My thoughts after hearing a verdict had been reached in the Sandusky sex abuse trial were all over the place for many reasons. I wanted to shout to the world, “Stop, listen and hear what has happened.” I literally wanted every household in America to stop what they were doing and pay attention to a TV News report, more than any other in history.
When the verdict was reported I was sad and happy. I felt pain for the victims, who like me, had somehow managed to survive and find courage to testify in a court of law. My case never went to trial but believe me, I had to tell what had happened more than once and the burden of proof was always at the forefront. As I watched channel after channel, part of me wanted to break the silence I still hold, with the exception of what I have shared here. I wanted to contact certain people who still hold my abuser in high regard. Those who do not know the truth. Instead, my thoughts immediately turned to the young man who first reported his abuse in 1998. I wanted to go to PA and hug him until his tears stopped.

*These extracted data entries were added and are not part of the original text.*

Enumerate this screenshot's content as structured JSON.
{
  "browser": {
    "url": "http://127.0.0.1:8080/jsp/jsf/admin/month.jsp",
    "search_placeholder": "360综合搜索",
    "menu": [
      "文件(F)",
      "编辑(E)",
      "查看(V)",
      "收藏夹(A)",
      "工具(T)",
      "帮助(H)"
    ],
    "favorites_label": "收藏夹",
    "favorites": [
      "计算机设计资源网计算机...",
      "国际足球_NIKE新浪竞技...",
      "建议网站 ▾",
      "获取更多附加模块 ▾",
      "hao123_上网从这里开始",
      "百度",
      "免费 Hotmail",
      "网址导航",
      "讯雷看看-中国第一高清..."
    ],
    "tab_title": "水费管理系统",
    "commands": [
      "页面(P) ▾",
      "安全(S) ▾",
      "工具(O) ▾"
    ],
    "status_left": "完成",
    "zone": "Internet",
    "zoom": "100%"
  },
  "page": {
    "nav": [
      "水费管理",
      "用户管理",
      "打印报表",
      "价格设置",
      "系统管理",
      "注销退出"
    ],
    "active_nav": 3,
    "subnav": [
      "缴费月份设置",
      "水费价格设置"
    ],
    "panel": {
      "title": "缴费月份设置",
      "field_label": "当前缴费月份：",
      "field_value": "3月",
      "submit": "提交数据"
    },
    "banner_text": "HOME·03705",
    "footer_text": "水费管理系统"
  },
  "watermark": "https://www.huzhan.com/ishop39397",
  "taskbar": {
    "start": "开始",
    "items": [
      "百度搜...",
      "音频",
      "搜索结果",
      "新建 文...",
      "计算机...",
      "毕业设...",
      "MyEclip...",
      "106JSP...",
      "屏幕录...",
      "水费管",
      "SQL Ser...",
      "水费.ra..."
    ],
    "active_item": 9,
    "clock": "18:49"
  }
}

Yesterday I found myself wanting to write about it, but I couldn’t find the right words to begin. I kept telling myself I have to let it go. I have to keep moving forward, forget, and continue to hope the best for all suvivors.
Then this afternoon, I read a blog post by Carol Baker. Thanks to her, I found a few words to write. I encourage all of you to read her blog, especially paragraphs seven and eight. And to the question what did his wife know? How can she not know this was true?How can someone be so blind to the truth?